On Monday, North Carolina reported 24,000 positive COVID-19 cases. Twenty percent of those infections are in the state’s two most populous counties, Mecklenburg (3,403) and Wake (1,478). The country and the state have focused a lot of attention on the virus’s rapid spread in population-dense and urban spaces. This framing, coupled with an initial lack of testing, has created the perception that rural North Carolina has not experienced COVID-19 like the rest of the country.
This is untrue.
In the North Carolina context, it appears that the rural counties have been harder hit. By examining COVID-19 infection and death rates instead of solely infection and death counts, one is able to scale impact relative to county population. Once viewed through this context, the conclusions change.
The state rate of COVID-19 infections is 229 per 100,000, while the crude death rate is 7.5 per 100,000. Counties classified as rural by the NC Rural Center’s methodology show an infection rate of 257 per 100,000 and a death rate of 8 per 100,000. For comparisons sake, urban/ suburban counties have an infection rate of 204 per 100,000 and a death rate of 7 per 100,000.
While these rate differences are not extreme, several hot spots in rural North Carolina are cause for concern. Duplin and Wayne counties lead the state with 1,121 and 837 COVID-19 cases per 100,000 people.
In terms of crude death rate (deaths per 100,000), Northampton and Vance counties lead the state with 62 and 40 deaths per 100,000, respectively.
These are all rural counties, but the trend does not stop there. The 15 counties with the highest COVID-19 infection rate are rural, and 18 of 20 counties with the highest COVID-19 death rates are also designated as rural.
There are several reasons that rural North Carolina is ill-positioned to respond to a pandemic. After North Carolina refused to expand Medicaid, seven rural hospitals closed, leaving 17 counties without a state-licensed facility.
These same rural counties generally have higher rates of uninsured, making it less likely that people get treated for any disease, let alone COVID-19. Duplin, Greene, Swain, Sampson, Graham and Robeson counties lead the state in the percentage of county population uninsured, further complicating efforts to reduce the cases and spread of COVID-19 infections.
A potential contributor to NC COVID-19 infections in rural North Carolina are occupational trends — how people work in community. In places where economies without a significant number of highly skilled jobs, meat processing plants offer many residents the opportunity to earn a steady income and stability. However, in a pandemic, the close nature of meat processing work creates a liability for the workers, their families and entire communities.
While one would offer caution in arguing that a scientific relationship exists between communities with meat processing plants and COVID-19 infection rates, policymakers should be aware of potential impact.
Last week, NCDHHS announced that 13 counties had meat processing plants with COVID-19 outbreaks.

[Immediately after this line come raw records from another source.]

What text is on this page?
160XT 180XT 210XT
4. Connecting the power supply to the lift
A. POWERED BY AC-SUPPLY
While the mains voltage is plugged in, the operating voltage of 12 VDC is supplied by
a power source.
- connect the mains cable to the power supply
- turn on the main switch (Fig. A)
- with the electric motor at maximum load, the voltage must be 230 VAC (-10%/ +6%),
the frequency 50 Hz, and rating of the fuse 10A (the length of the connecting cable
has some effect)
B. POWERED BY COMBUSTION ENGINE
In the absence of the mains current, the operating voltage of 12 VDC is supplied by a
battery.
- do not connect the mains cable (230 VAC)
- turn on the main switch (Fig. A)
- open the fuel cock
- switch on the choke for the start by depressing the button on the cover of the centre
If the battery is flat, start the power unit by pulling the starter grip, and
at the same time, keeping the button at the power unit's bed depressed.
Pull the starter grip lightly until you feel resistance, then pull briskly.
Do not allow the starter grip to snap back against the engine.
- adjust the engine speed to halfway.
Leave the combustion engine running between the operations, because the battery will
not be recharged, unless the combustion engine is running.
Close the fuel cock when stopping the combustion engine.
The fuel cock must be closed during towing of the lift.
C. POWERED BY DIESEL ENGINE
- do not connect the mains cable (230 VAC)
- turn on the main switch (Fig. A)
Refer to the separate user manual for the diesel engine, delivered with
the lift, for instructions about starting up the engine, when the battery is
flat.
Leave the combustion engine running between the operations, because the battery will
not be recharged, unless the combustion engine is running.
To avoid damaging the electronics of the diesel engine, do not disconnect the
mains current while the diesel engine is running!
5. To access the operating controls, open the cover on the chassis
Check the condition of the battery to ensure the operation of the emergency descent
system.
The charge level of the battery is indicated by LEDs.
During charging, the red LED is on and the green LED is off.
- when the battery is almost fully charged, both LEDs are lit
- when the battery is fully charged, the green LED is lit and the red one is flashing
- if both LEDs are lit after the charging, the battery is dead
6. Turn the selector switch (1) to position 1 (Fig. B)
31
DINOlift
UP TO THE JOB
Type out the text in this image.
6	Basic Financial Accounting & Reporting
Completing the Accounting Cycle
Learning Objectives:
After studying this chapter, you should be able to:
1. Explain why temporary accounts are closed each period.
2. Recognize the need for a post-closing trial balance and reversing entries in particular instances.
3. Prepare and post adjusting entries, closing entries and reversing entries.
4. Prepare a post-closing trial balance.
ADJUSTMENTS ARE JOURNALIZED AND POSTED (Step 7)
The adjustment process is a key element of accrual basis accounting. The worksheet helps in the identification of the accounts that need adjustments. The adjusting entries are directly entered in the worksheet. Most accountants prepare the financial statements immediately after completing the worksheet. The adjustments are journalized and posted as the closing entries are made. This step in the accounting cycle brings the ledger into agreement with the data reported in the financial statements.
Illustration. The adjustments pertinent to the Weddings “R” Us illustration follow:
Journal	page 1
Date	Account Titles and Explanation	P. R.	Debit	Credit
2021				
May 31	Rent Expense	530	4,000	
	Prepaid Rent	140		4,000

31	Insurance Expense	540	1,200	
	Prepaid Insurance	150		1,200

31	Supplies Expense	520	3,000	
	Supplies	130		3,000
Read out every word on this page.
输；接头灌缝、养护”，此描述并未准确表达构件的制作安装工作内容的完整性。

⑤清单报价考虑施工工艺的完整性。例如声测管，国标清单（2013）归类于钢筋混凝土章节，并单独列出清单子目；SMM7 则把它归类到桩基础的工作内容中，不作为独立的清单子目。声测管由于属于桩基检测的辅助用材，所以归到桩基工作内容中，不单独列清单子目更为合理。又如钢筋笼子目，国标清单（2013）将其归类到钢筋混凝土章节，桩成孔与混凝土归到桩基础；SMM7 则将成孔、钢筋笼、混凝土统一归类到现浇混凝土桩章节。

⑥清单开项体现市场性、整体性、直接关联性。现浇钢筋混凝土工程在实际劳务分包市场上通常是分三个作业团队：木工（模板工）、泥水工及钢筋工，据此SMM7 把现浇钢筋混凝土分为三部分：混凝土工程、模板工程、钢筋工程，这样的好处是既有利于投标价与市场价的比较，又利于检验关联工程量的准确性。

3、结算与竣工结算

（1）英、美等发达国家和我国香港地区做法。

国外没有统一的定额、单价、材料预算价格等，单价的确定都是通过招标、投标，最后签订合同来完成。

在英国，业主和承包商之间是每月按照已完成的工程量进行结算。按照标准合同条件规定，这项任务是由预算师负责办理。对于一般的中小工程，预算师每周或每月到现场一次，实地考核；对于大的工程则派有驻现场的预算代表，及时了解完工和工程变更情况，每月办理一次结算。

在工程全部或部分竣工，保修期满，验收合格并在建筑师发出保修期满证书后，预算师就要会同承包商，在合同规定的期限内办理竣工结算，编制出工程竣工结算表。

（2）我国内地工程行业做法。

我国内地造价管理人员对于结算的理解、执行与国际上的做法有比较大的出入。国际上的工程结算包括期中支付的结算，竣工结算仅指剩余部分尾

Twelve of the 13 counties are considered rural.
After mapping these communities and the percentage of the county workforce employed in production jobs, four rural county clusters emerge as plausible connections between the concentration of meat processing plants and higher rates of infection per 100,000.
Cluster 1 — Duplin, Sampson, Wayne, Wilson, Lenoir, and Greene
Cluster 2 — Bertie, Northampton, and Halifax
Cluster 3 — Chatham and Lee
Cluster 4 — Wilkes, Surry, and Yadkin. 
As the number of COVID-19 cases climb toward 25,000, let us not lose focus on the particular pain rural communities in North Carolina are experiencing. All it takes is a deeper look.
William Munn is a policy analyst with the North Carolina Justice Center’s Health Advocacy Project.